Chesler was born in New York to Jewish immigrants. She attended Bard College, where for two years she had a relationship with a fellow student from Afghanistan. She was briefly married to him in 1961, during which time the couple lived in Afghanistan, in the capital city of Kabul, in the large, polygamous household of her father-in-law. She credits this experience with inspiring her to become an ardent feminist. After a traumatic marriage and divorce in Afghanistan, Chesler returned to the United States to graduate from Bard College. In 1969, she earned a Ph.D. in psychology at the New School for Social Research and embarked on her career as a professor and a psychotherapist in private practice.
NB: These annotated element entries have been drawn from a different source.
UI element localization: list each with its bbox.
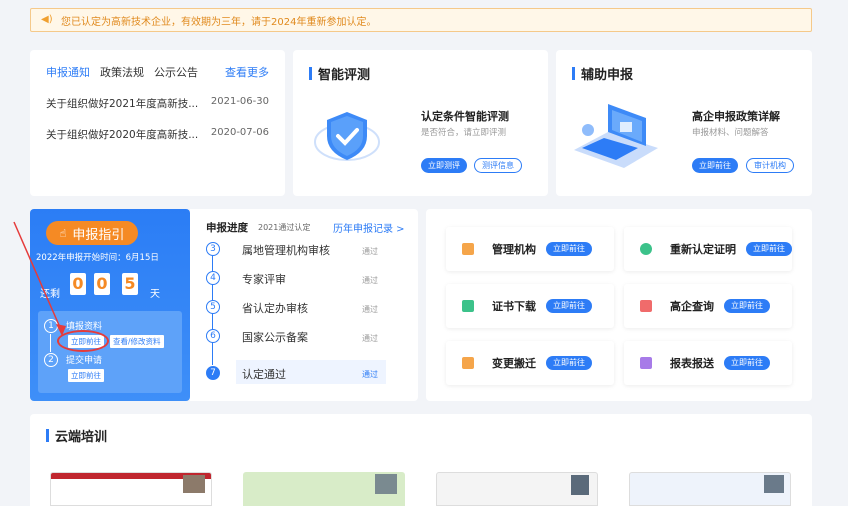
assist-panel: 辅助申报 高企申报政策详解 申报材料、问题解答 立即前往 审计机构 — [556, 50, 812, 196]
list-item[interactable]: 关于组织做好2020年度高新技... 2020-07-06 — [46, 127, 269, 142]
notice-bar: ◀) 您已认定为高新技术企业，有效期为三年，请于2024年重新参加认定。 — [30, 8, 812, 32]
quick-link-card[interactable]: 证书下载 立即前往 — [446, 284, 614, 328]
step-connector — [212, 341, 213, 365]
view-edit-info-button[interactable]: 查看/修改资料 — [110, 335, 164, 348]
news-title[interactable]: 关于组织做好2021年度高新技... — [46, 96, 198, 111]
training-thumbnail[interactable] — [50, 472, 212, 506]
step-status: 通过 — [362, 305, 378, 314]
quick-link-label: 报表报送 — [670, 357, 714, 370]
step-number: 2 — [44, 353, 58, 367]
step-number: 4 — [206, 271, 220, 285]
quick-link-go-button[interactable]: 立即前往 — [546, 242, 592, 256]
countdown-digit: 0 — [94, 273, 110, 295]
news-date: 2020-07-06 — [210, 127, 269, 138]
report-icon — [640, 357, 652, 369]
step-status: 通过 — [362, 247, 378, 256]
countdown-digit: 0 — [70, 273, 86, 295]
step-status: 通过 — [362, 334, 378, 343]
evaluate-now-button[interactable]: 立即测评 — [421, 158, 467, 173]
tab-announcement[interactable]: 公示公告 — [154, 64, 198, 80]
news-list: 关于组织做好2021年度高新技... 2021-06-30 关于组织做好2020… — [30, 96, 285, 142]
assist-sub: 申报材料、问题解答 — [692, 128, 769, 138]
history-records-link[interactable]: 历年申报记录 > — [333, 220, 405, 235]
thumb-person — [375, 474, 397, 494]
news-date: 2021-06-30 — [210, 96, 269, 107]
guide-button-label: 申报指引 — [72, 227, 125, 243]
thumb-person — [183, 475, 205, 493]
list-item[interactable]: 关于组织做好2021年度高新技... 2021-06-30 — [46, 96, 269, 111]
smart-eval-title: 智能评测 — [309, 64, 370, 83]
progress-sub: 2021通过认定 — [258, 223, 311, 232]
evaluation-info-button[interactable]: 测评信息 — [474, 158, 522, 173]
quick-link-label: 高企查询 — [670, 300, 714, 313]
step-name: 属地管理机构审核 — [242, 244, 330, 257]
step-connector — [212, 283, 213, 301]
step-name: 国家公示备案 — [242, 331, 308, 344]
step-name: 专家评审 — [242, 273, 286, 286]
smart-eval-sub: 是否符合，请立即评测 — [421, 128, 507, 138]
step-name: 认定通过 — [242, 368, 286, 381]
search-doc-icon — [640, 300, 652, 312]
progress-title: 申报进度 — [206, 222, 248, 234]
training-thumbnail[interactable] — [243, 472, 405, 506]
annotation-circle — [57, 330, 109, 352]
countdown-digit: 5 — [122, 273, 138, 295]
audit-agency-button[interactable]: 审计机构 — [746, 158, 794, 173]
step-name: 提交申请 — [66, 356, 103, 366]
smart-eval-heading: 认定条件智能评测 — [421, 110, 509, 123]
step-connector — [212, 254, 213, 272]
quick-link-card[interactable]: 高企查询 立即前往 — [624, 284, 792, 328]
notice-text: 您已认定为高新技术企业，有效期为三年，请于2024年重新参加认定。 — [61, 16, 377, 28]
tab-policy[interactable]: 政策法规 — [100, 64, 144, 80]
quick-link-go-button[interactable]: 立即前往 — [724, 356, 770, 370]
view-more-link[interactable]: 查看更多 — [225, 64, 269, 80]
thumb-person — [764, 475, 784, 493]
quick-link-go-button[interactable]: 立即前往 — [724, 299, 770, 313]
building-icon — [462, 357, 474, 369]
quick-link-label: 变更搬迁 — [492, 357, 536, 370]
laptop-illustration-icon — [574, 104, 658, 168]
quick-link-card[interactable]: 变更搬迁 立即前往 — [446, 341, 614, 385]
step-number: 6 — [206, 329, 220, 343]
quick-link-go-button[interactable]: 立即前往 — [546, 356, 592, 370]
annotation-arrow — [13, 221, 66, 336]
training-thumbnail[interactable] — [629, 472, 791, 506]
step-connector — [212, 312, 213, 330]
speaker-icon: ◀) — [41, 14, 53, 25]
quick-link-label: 证书下载 — [492, 300, 536, 313]
quick-link-label: 重新认定证明 — [670, 243, 736, 256]
quick-link-label: 管理机构 — [492, 243, 536, 256]
quick-link-go-button[interactable]: 立即前往 — [746, 242, 792, 256]
training-thumbnail[interactable] — [436, 472, 598, 506]
tab-notice[interactable]: 申报通知 — [46, 64, 90, 80]
assist-title: 辅助申报 — [572, 64, 633, 83]
step-status: 通过 — [362, 370, 378, 379]
person-icon — [640, 243, 652, 255]
assist-heading: 高企申报政策详解 — [692, 110, 780, 123]
institution-icon — [462, 243, 474, 255]
submit-go-button[interactable]: 立即前往 — [68, 369, 104, 382]
news-panel: 申报通知 政策法规 公示公告 查看更多 关于组织做好2021年度高新技... 2… — [30, 50, 285, 196]
step-number: 3 — [206, 242, 220, 256]
step-name: 省认定办审核 — [242, 302, 308, 315]
step-number: 5 — [206, 300, 220, 314]
step-number: 7 — [206, 366, 220, 380]
assist-go-button[interactable]: 立即前往 — [692, 158, 738, 173]
news-title[interactable]: 关于组织做好2020年度高新技... — [46, 127, 198, 142]
quick-link-go-button[interactable]: 立即前往 — [546, 299, 592, 313]
countdown-unit: 天 — [150, 289, 160, 300]
smart-eval-panel: 智能评测 认定条件智能评测 是否符合，请立即评测 立即测评 测评信息 — [293, 50, 548, 196]
quick-link-card[interactable]: 重新认定证明 立即前往 — [624, 227, 792, 271]
quick-link-card[interactable]: 报表报送 立即前往 — [624, 341, 792, 385]
quick-link-card[interactable]: 管理机构 立即前往 — [446, 227, 614, 271]
thumb-person — [571, 475, 589, 495]
step-status: 通过 — [362, 276, 378, 285]
shield-icon — [314, 112, 380, 161]
news-tabs: 申报通知 政策法规 公示公告 查看更多 — [30, 50, 285, 80]
cloud-training-title: 云端培训 — [46, 426, 107, 445]
certificate-icon — [462, 300, 474, 312]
In 1969, she cofounded the Association for Women in Psychology. In 1972, she published Women and Madness.
Chesler taught one of the first Women's Studies classes at Richmond College in New York City during the 1969-1970 school year. During her time at Richmond College, she established many services for female students, including self-defense classes, a rape crisis center, and a child care center. She is one of five cofounders of The National Women's Health Network and is a charter member of the Women's Forum. She was an editor at large and columnist for the magazine On The Issues.
Chesler has recently become known for her campaign against what she considers to be a “new anti-Semitism”. She has written about this concept in her book The New Anti-Semitism: The Current Crisis and What We Must Do About It (2003).